3.3 Quantitative Assessment with Anatomical Landmarks

A neurosurgeon quantitatively evaluated the alignment accuracy on six anatomical locations, as suggested in [24]. The neurosurgeon selected six landmarks in the pre-operative volume and identified their correspondent locations in the intra-operative volume. Two landmarks were selected at the cortex near the tumor depending on the shift of the brain surface; other two landmarks were selected at the anterior horn and at the triangular part of the lateral ventricle; the last two landmarks were selected at the junction between the pons and mid-brain and at the roof of fourth ventricle. For each landmark, the error was calculated as the distance between the physical location of the point in the intra-operative volume and its transformed location in the registered volume. For each patient, we calculated a minimum, a maximum, and a mean error based on six landmarks. We then calculated their corresponding average errors for ten patients. Table 4 presents the results. The landmark-based assessment confirms that the APBNRR provides the most accurate alignments on the specific anatomical locations. APBNRR exhibits the lowest average mean error (4.71 mm) which may be clinically useful.
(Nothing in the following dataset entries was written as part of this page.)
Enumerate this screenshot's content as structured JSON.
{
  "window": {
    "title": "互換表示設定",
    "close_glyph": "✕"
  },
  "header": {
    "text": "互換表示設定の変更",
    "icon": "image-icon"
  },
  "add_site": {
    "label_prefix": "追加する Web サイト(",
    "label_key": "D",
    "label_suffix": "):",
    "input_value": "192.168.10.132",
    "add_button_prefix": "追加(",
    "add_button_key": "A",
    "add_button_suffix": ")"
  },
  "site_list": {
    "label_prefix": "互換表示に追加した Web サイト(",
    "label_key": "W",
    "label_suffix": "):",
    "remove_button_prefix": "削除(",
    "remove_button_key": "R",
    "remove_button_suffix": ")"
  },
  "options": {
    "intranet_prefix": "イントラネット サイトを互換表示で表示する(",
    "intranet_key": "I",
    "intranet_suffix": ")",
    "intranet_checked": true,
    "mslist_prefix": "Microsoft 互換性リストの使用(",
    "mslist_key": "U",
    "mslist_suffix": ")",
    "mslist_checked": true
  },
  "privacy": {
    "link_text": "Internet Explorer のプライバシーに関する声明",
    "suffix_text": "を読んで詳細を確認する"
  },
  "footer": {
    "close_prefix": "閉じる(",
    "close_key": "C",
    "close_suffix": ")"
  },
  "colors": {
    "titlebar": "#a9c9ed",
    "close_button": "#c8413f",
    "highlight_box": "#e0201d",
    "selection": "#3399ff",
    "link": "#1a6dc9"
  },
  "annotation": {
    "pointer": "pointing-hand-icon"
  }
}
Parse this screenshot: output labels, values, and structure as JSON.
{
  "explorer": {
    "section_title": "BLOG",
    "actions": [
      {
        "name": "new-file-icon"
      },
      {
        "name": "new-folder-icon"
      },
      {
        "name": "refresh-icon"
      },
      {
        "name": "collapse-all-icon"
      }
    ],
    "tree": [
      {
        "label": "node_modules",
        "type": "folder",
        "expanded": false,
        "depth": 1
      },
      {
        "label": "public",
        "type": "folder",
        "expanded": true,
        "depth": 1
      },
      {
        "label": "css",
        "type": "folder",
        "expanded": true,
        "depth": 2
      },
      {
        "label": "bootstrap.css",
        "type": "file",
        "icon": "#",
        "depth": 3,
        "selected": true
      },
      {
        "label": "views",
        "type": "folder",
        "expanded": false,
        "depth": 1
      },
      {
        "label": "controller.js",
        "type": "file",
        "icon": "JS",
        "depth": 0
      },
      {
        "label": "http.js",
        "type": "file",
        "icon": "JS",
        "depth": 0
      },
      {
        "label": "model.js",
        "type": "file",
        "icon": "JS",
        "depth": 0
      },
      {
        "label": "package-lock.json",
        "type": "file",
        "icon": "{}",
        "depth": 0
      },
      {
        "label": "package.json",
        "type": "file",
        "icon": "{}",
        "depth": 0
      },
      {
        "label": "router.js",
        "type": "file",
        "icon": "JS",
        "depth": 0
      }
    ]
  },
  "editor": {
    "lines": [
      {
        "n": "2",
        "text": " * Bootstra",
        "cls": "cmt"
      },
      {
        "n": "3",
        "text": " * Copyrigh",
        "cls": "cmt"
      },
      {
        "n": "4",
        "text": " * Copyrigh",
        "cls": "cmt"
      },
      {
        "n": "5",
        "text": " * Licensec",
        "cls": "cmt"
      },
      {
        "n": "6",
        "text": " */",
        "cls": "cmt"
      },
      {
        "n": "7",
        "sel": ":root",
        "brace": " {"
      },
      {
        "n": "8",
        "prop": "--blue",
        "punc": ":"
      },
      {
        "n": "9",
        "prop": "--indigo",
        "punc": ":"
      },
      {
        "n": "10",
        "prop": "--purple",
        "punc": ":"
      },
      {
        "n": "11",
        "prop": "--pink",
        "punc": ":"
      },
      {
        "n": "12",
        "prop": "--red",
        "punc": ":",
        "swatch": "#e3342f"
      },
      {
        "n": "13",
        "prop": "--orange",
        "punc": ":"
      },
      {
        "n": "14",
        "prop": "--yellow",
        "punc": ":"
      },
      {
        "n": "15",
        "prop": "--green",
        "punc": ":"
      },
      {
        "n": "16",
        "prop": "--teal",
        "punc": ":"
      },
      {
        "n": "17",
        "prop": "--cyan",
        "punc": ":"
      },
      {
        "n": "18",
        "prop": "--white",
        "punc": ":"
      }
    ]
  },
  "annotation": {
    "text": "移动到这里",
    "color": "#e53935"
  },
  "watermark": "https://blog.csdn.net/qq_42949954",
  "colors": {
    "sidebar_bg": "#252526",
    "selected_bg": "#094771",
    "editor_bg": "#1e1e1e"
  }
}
Table 4 Quantitative evaluation of the registration accuracy with six anatomical landmarks identified by a neurosurgeon

4 Conclusion

A retrospective study was carried out on volumetric MRI data acquired from ten patients. The patients underwent an incomplete, complete, and extensive glioma resection at Huashan Hospital. The accuracy of the alignments was assessed with a: (i) robust HD metric, (ii) anatomical points identified by a neurosurgeon, and (iii) visual assessment inspected by a neurosurgeon.

The experimental evaluation confirmed that a geometric-based adaptive deformable registration approach exhibits the most accurate alignments among all the methods in this study, independently of the volumetric resection (PTR, CTR, or ETR). This method significantly reduces the error due to rigid registration commonly used by commercial neuronavigators within the time constraints imposed by neurosurgery. Indeed, it completes a volumetric alignment, on the average, in 137.90 s (including I/O) on a Linux workstation with 12 Intel Xeon X5690@3.47 GHz CPU cores and 96 GB of RAM.

We observed differences between the alignment errors measured with a Hausdorff Distance metric and manually identified anatomical landmarks. We believe that, this is because the HD approach computes the degree of mismatch between two point sets A , B by measuring the distance of the point of A that is farthest from any point of B and vice versa, but there is no explicit pairing of points of A with points of B [25]. On the other hand, the landmark-based approach measures the Euclidian distance between two but corresponding points, though in some applications (e.g., inter-subject brain registration) the true point-to-point correspondence can never be known and may not even exist.